Following a two-step modeling approach (Jöreskog & Sörbom, 1993), the mediation models presented in Fig. 1 were only tested after the assessment of the structural validity of the IEM model.
First, a confirmatory factor analysis (CFA) was performed with the 2014/15 sample. The obtained ML completely standardized estimates allowed for the examination of IEM factors’ CV, DV, and CR (Fornell & Larcker, 1981). CV was examined through items’ average variances extracted (AVEs), which should be at least .50. DV was assessed by comparing factors’ shared variance (φ2 = squared disattenuated correlation) and AVE of each compared factor: DV should be lower than AVE. A factor reliability of .80 is recommended for group comparisons (Nunnally & Bernstein, 1994).
Second, the resulting factorial solution was tested through a multigroup cross-sectional measurement invariance analysis, using both the 2014/2015 and the 2015/2016 samples. It typically starts with the testing of the form-invariant model, where all parameters are freely estimated across groups, followed by the testing of more stringent equality conditions, specifically weak, strong, and strict invariance (the latter compares with the former) (Meredith, 1993). Under weak invariance, factor loadings are equal across groups. Under strong invariance, factor loadings and intercepts (item values corresponding to the zero value of the factor) are equal across groups. To ensure construct comparability across samples, strong invariance is a sufficient criterion.

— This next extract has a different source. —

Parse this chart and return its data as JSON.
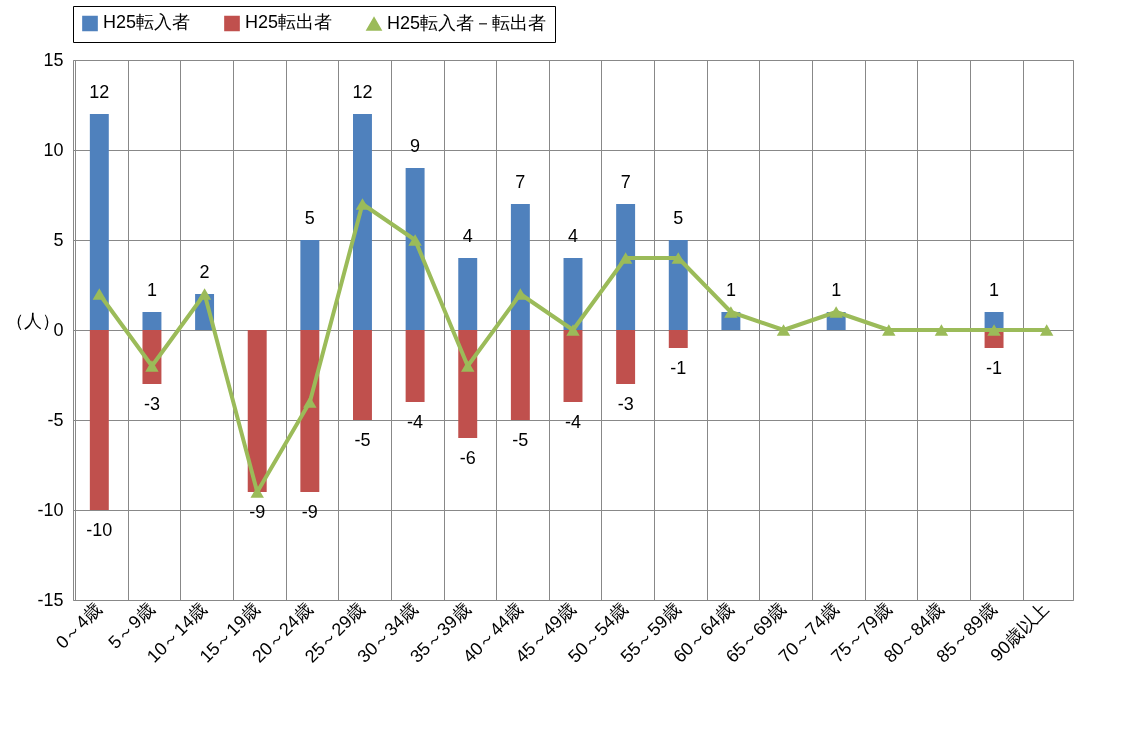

However, to complete the study of measurement invariance, strict invariance was also examined. In strict invariance, factor loadings, intercepts, and residual (item-specific factor plus random error) variances are equal across groups. Finally, a model can also be partially invariant, indicating differential item functioning (Byrne, Shavelson, & Muthén, 1989).
Comparisons between baseline models (with parameters unconstrained for all groups; smaller df) and restricted models (with specific parameters constrained to be equal across groups; larger df) were based on the difference (Δ) between models’ CFI and, subsidiarily, on GOF statistics. The cutoff value of .01 was used for the ΔCFI results (Cheung & Rensvold, 2002).
Finally, the two alternative mediation models with latent variables (see Fig. 1) were tested using the full sample. After the selection of the model with better ECVI, the following expression, based on the difference between its total and direct effects (unstandardized), was applied: Δz = total effect − direct effect/root square [(SE2(total effect) + SE2(direct effect))/2]. If the value of the test statistic Δz was higher than 1.96, p < .05, then it means that the contribution of the indirect effect to the total effect was significant.